Esta idea añeja, simboliza y externaliza un comportamiento común, inconfundible y muy validado en nuestra sociedad que, llevado a la formación o educación en valores que le estamos entregando a nuestros hijos/as, resulta en un perjuicio flagrante y muy demostrativo de lo que “no debemos hacer” como formadores. Como individuos pertenecientes a una sociedad, aportamos tantos mensajes contradictorios diarios que normalizamos conductas negativas que deberíamos desterrar. ¿Por qué justificamos la “picardía” o la supuesta broma insultando a otro ser humano?
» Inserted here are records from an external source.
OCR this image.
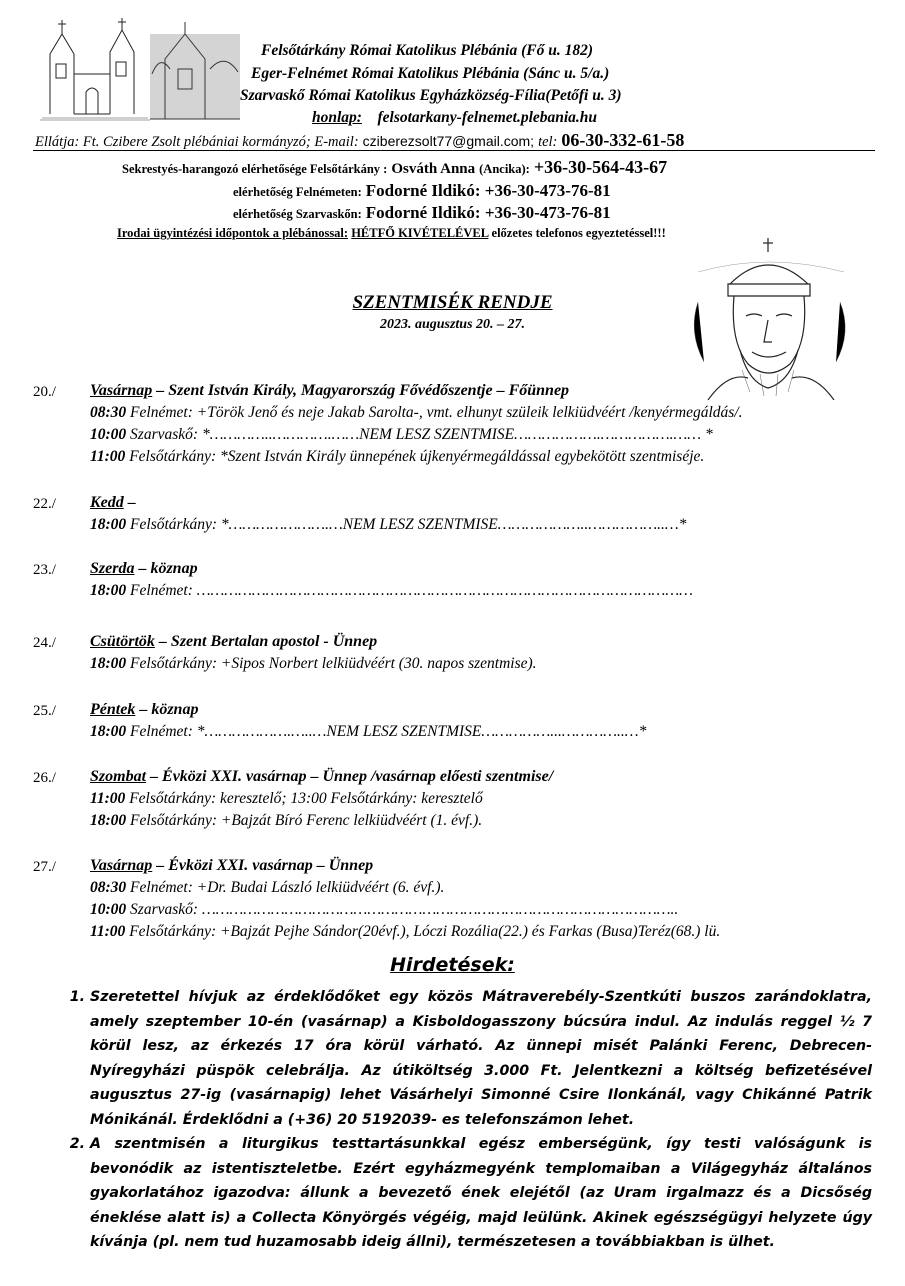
Felsőtárkány Római Katolikus Plébánia (Fő u. 182)
Eger-Felnémet Római Katolikus Plébánia (Sánc u. 5/a.)
Szarvaskő Római Katolikus Egyházközség-Fília(Petőfi u. 3)
honlap: felsotarkany-felnemet.plebania.hu
Ellátja: Ft. Czibere Zsolt plébániai kormányzó; E-mail: cziberezsolt77@gmail.com; tel: 06-30-332-61-58
Sekrestyés-harangozó elérhetősége Felsőtárkány : Osváth Anna (Ancika): +36-30-564-43-67
elérhetőség Felnémeten: Fodorné Ildikó: +36-30-473-76-81
elérhetőség Szarvaskőn: Fodorné Ildikó: +36-30-473-76-81
Irodai ügyintézési időpontok a plébánossal: HÉTFŐ KIVÉTELÉVEL előzetes telefonos egyeztetéssel!!!
SZENTMISÉK RENDJE
2023. augusztus 20. – 27.
20./ Vasárnap – Szent István Király, Magyarország Fővédőszentje – Főünnep
08:30 Felnémet: +Török Jenő és neje Jakab Sarolta-, vmt. elhunyt szüleik lelkiüdvéért /kenyérmegáldás/.
10:00 Szarvaskő: *…………..………….……NEM LESZ SZENTMISE……………….…………….…… *
11:00 Felsőtárkány: *Szent István Király ünnepének újkenyérmegáldással egybekötött szentmiséje.
22./ Kedd –
18:00 Felsőtárkány: *………………….…NEM LESZ SZENTMISE………………..……………..…*
23./ Szerda – köznap
18:00 Felnémet: ………………………………………………………………………………………………
24./ Csütörtök – Szent Bertalan apostol - Ünnep
18:00 Felsőtárkány: +Sipos Norbert lelkiüdvéért (30. napos szentmise).
25./ Péntek – köznap
18:00 Felnémet: *……………….…..…NEM LESZ SZENTMISE……………...…………..…*
26./ Szombat – Évközi XXI. vasárnap – Ünnep /vasárnap előesti szentmise/
11:00 Felsőtárkány: keresztelő; 13:00 Felsőtárkány: keresztelő
18:00 Felsőtárkány: +Bajzát Bíró Ferenc lelkiüdvéért (1. évf.).
27./ Vasárnap – Évközi XXI. vasárnap – Ünnep
08:30 Felnémet: +Dr. Budai László lelkiüdvéért (6. évf.).
10:00 Szarvaskő: …………………………………………………………………………………………..
11:00 Felsőtárkány: +Bajzát Pejhe Sándor(20évf.), Lóczi Rozália(22.) és Farkas (Busa)Teréz(68.) lü.
Hirdetések:
1. Szeretettel hívjuk az érdeklődőket egy közös Mátraverebély-Szentkúti buszos zarándoklatra, amely szeptember 10-én (vasárnap) a Kisboldogasszony búcsúra indul. Az indulás reggel ½ 7 körül lesz, az érkezés 17 óra körül várható. Az ünnepi misét Palánki Ferenc, Debrecen-Nyíregyházi püspök celebrálja. Az útiköltség 3.000 Ft. Jelentkezni a költség befizetésével augusztus 27-ig (vasárnapig) lehet Vásárhelyi Simonné Csire Ilonkánál, vagy Chikánné Patrik Mónikánál. Érdeklődni a (+36) 20 5192039- es telefonszámon lehet.
2. A szentmisén a liturgikus testtartásunkkal egész emberségünk, így testi valóságunk is bevonódik az istentiszteletbe. Ezért egyházmegyénk templomaiban a Világegyház általános gyakorlatához igazodva: állunk a bevezető ének elejétől (az Uram irgalmazz és a Dicsőség éneklése alatt is) a Collecta Könyörgés végéig, majd leülünk. Akinek egészségügyi helyzete úgy kívánja (pl. nem tud huzamosabb ideig állni), természetesen a továbbiakban is ülhet.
Lanzar una broma a otro tiene simpatía, hasta el momento en el que esa persona no se siente parte del chiste y no se siente bien con aquello… parece tan simple, pero tan difícil de practicar. En ejemplos como estos, comenzamos a desvalorizarnos o devaluarnos frente a las/os niñas/os, asumiendo malas prácticas que exhiben a su vez escasas habilidades sociales y emocionales de los adultos. Si no somos asertivos al comunicarnos, si trabajamos egoístamente, si no existe empatía con un árbitro/a deportivo o un deportista y lo insultamos no importando si hay niños, si buscamos siempre ganar “a como dé lugar”, cabe preguntarse entonces; ¿En qué medida estamos siendo un ejemplo para las siguientes generaciones?
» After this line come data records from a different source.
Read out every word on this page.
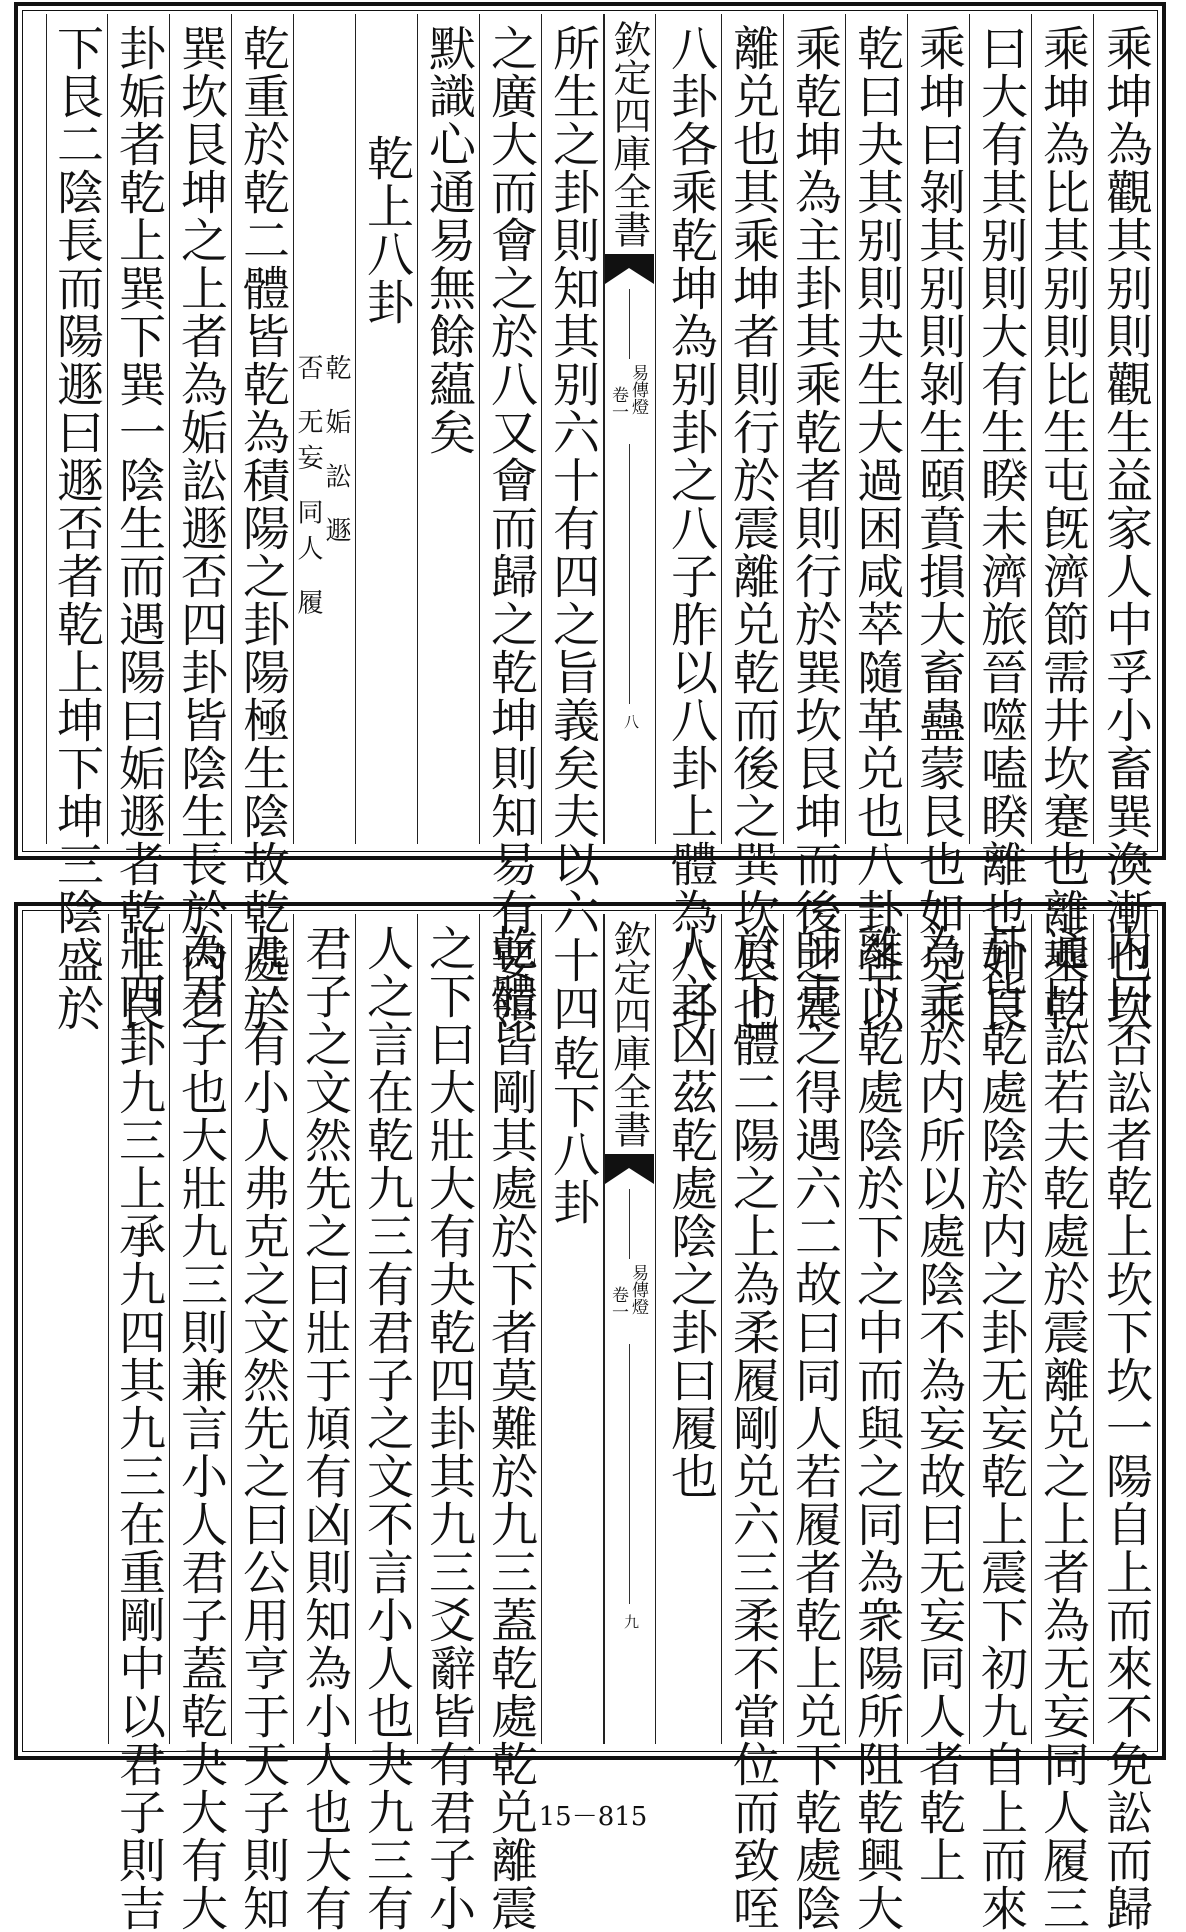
乘坤為觀其别則觀生益家人中孚小畜巽渙漸也坎
乘坤為比其别則比生屯旣濟節需井坎蹇也離乘乾
曰大有其别則大有生睽未濟旅晉噬嗑睽離也如艮
乘坤曰剝其别則剝生頤賁損大畜蠱蒙艮也如兑乘
乾曰夬其别則夬生大過困咸萃隨革兑也八卦各以
乘乾坤為主卦其乘乾者則行於巽坎艮坤而後之震
離兑也其乘坤者則行於震離兑乾而後之巽坎艮也
八卦各乘乾坤為别卦之八子胙以八卦上體為八卦
欽定四庫全書
易傳燈
卷一
八
所生之卦則知其别六十有四之旨義矣夫以六十四
之廣大而會之於八又會而歸之乾坤則知易有要領
默識心通易無餘藴矣
乾上八卦
乾 姤 訟 遯
否 无妄 同人 履
乾重於乾二體皆乾為積陽之卦陽極生陰故乾處於
巽坎艮坤之上者為姤訟遯否四卦皆陰生長於内之
卦姤者乾上巽下巽一陰生而遇陽曰姤遯者乾上艮
下艮二陰長而陽遯曰遯否者乾上坤下坤三陰盛於
内曰否訟者乾上坎下坎一陽自上而來不免訟而歸
通曰訟若夫乾處於震離兑之上者為无妄同人履三
卦皆乾處陰於内之卦无妄乾上震下初九自上而來
為主於内所以處陰不為妄故曰无妄同人者乾上
離下乾處陰於下之中而與之同為衆陽所阻乾興大
師克之得遇六二故曰同人若履者乾上兑下乾處陰
於下體二陽之上為柔履剛兑六三柔不當位而致咥
人之凶茲乾處陰之卦曰履也
欽定四庫全書
易傳燈
卷一
九
乾下八卦
乾體皆剛其處於下者莫難於九三蓋乾處乾兑離震
之下曰大壯大有夬乾四卦其九三爻辭皆有君子小
人之言在乾九三有君子之文不言小人也夬九三有
君子之文然先之曰壯于頄有凶則知為小人也大有
九三有小人弗克之文然先之曰公用亨于天子則知
為君子也大壯九三則兼言小人君子蓋乾夬大有大
壯四卦九三上承九四其九三在重剛中以君子則吉	15－815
Como adultos debemos asumir nuestra responsabilidad de ser educadores. Sabemos que una palabra poco asertiva, un mal gesto, una mirada distante o una postura corporal que demuestre poco interés, igualmente comunica. Si no lo entendemos y nos relajamos, repetimos el ciclo de malas prácticas valóricas. Cuando uno de los principales mecanismos de aprendizaje es por imitación, una “chuchada a un árbitro” es un insulto directo a una niña/o que observa atento y se ríe porque estará imitando esa conducta. Positivos o negativos, somos ejemplos, modelos y guías en todo momento. Aprópiese o desentiéndase de ese papel. Usted decida.
Claudio Arancibia Campos. Máster en Psicología del Deporte y la Actividad Física y ex – deportista profesional.